You see, a great screen will let you look at fundamentals – which I’m a huge fan of – as well as the technical indicators, which give timing signals letting you know when and how much to invest.
Now I’ve been looking at the markets from both the long and short side the past few weeks—and this market doesn’t seem to have any screaming bargains. At least not the kind that would have been attractive to private equity firms back when I worked for one.
Nope, the valuation is simply too expensive.

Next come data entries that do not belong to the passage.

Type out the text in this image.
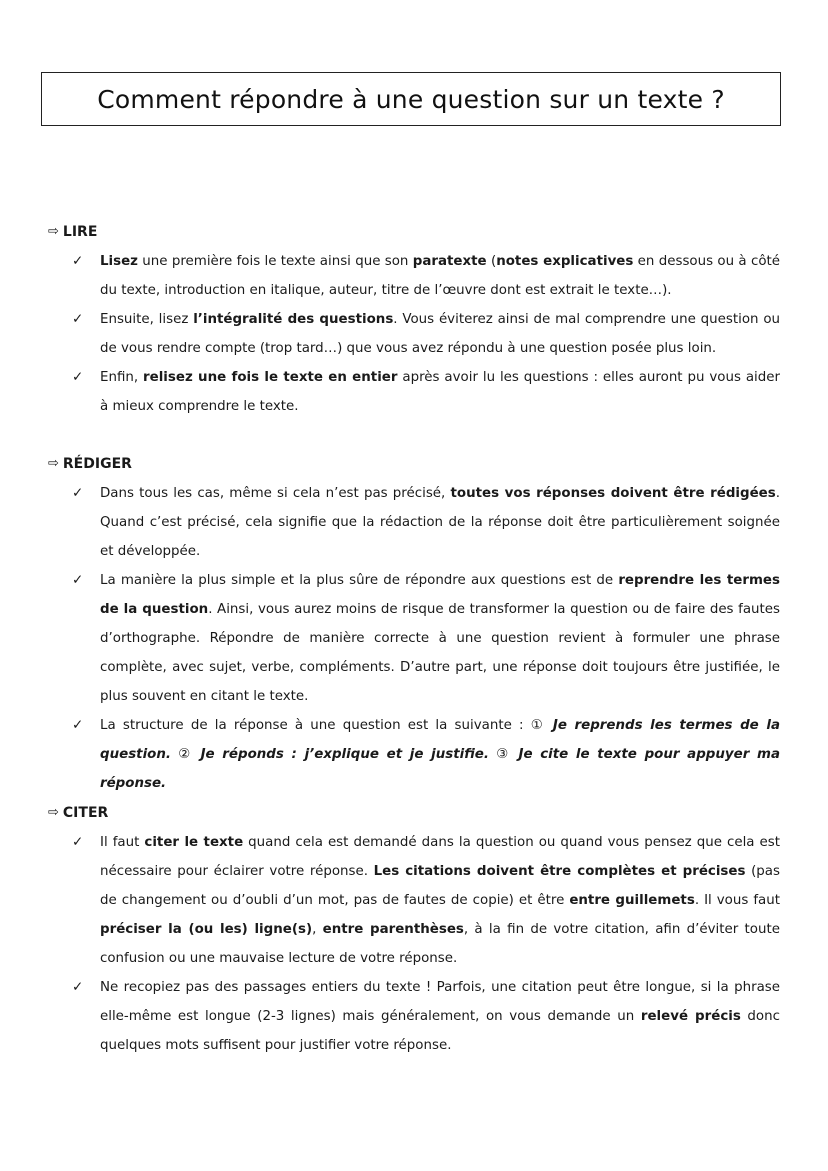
Comment répondre à une question sur un texte ?
⇨ LIRE
✓ Lisez une première fois le texte ainsi que son paratexte (notes explicatives en dessous ou à côté du texte, introduction en italique, auteur, titre de l’œuvre dont est extrait le texte…).

✓ Ensuite, lisez l’intégralité des questions. Vous éviterez ainsi de mal comprendre une question ou de vous rendre compte (trop tard…) que vous avez répondu à une question posée plus loin.

✓ Enfin, relisez une fois le texte en entier après avoir lu les questions : elles auront pu vous aider à mieux comprendre le texte.

⇨ RÉDIGER
✓ Dans tous les cas, même si cela n’est pas précisé, toutes vos réponses doivent être rédigées. Quand c’est précisé, cela signifie que la rédaction de la réponse doit être particulièrement soignée et développée.

✓ La manière la plus simple et la plus sûre de répondre aux questions est de reprendre les termes de la question. Ainsi, vous aurez moins de risque de transformer la question ou de faire des fautes d’orthographe. Répondre de manière correcte à une question revient à formuler une phrase complète, avec sujet, verbe, compléments. D’autre part, une réponse doit toujours être justifiée, le plus souvent en citant le texte.

✓ La structure de la réponse à une question est la suivante : ① Je reprends les termes de la question. ② Je réponds : j’explique et je justifie. ③ Je cite le texte pour appuyer ma réponse.

⇨ CITER
✓ Il faut citer le texte quand cela est demandé dans la question ou quand vous pensez que cela est nécessaire pour éclairer votre réponse. Les citations doivent être complètes et précises (pas de changement ou d’oubli d’un mot, pas de fautes de copie) et être entre guillemets. Il vous faut préciser la (ou les) ligne(s), entre parenthèses, à la fin de votre citation, afin d’éviter toute confusion ou une mauvaise lecture de votre réponse.

✓ Ne recopiez pas des passages entiers du texte ! Parfois, une citation peut être longue, si la phrase elle-même est longue (2-3 lignes) mais généralement, on vous demande un relevé précis donc quelques mots suffisent pour justifier votre réponse.
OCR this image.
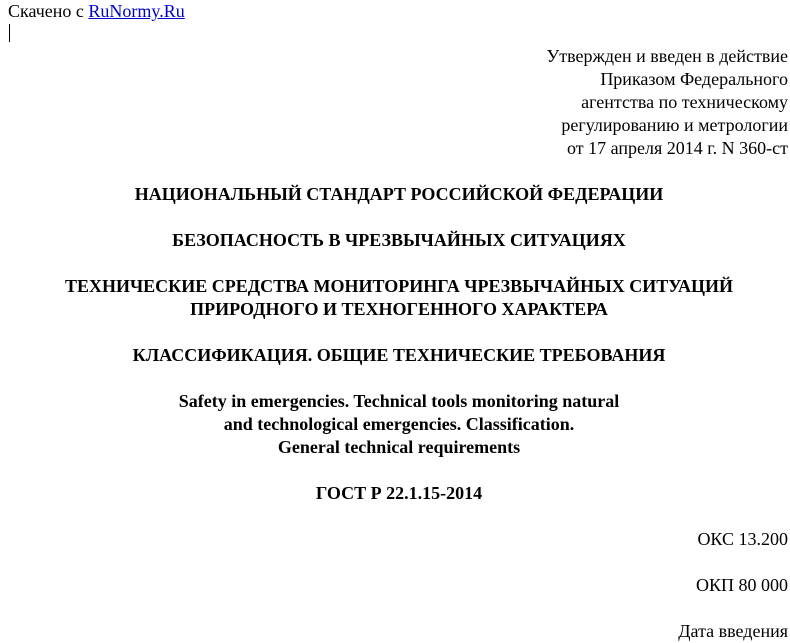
Скачено с RuNormy.Ru
Утвержден и введен в действие
Приказом Федерального
агентства по техническому
регулированию и метрологии
от 17 апреля 2014 г. N 360-ст
НАЦИОНАЛЬНЫЙ СТАНДАРТ РОССИЙСКОЙ ФЕДЕРАЦИИ
БЕЗОПАСНОСТЬ В ЧРЕЗВЫЧАЙНЫХ СИТУАЦИЯХ
ТЕХНИЧЕСКИЕ СРЕДСТВА МОНИТОРИНГА ЧРЕЗВЫЧАЙНЫХ СИТУАЦИЙ
ПРИРОДНОГО И ТЕХНОГЕННОГО ХАРАКТЕРА
КЛАССИФИКАЦИЯ. ОБЩИЕ ТЕХНИЧЕСКИЕ ТРЕБОВАНИЯ
Safety in emergencies. Technical tools monitoring natural
and technological emergencies. Classification.
General technical requirements
ГОСТ Р 22.1.15-2014
ОКС 13.200
ОКП 80 000
Дата введения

Not that I’m eager to buy into this rally. There’s an absolute nightmare unfolding on balance sheets – at household, government and corporate levels. The government has so far stalled the inevitable, but that never lasts forever. So my “ultimate screener” would target short-sale prospects for fast-money gains. So far I’ve managed to hit a 98% success rate over a large group of sample trades. Not perfect, but close enough to tip the odds in your favor.
And in the next few months, I imagine we’ll have a golden age of shorting upon us (and by golden, I also mean gold’s a great place to stash your money, even at these prices).
Now, of course, there’s always a catch…
See, the problem with counting cards is that casinos eventually wise up. The big money’s no different. Laws could change – from “uptick rules” to outright bans on short sales. But while it works, it works. And you don’t know what works until you screen through the field of stocks looking at things in ways nobody else has looked at them before.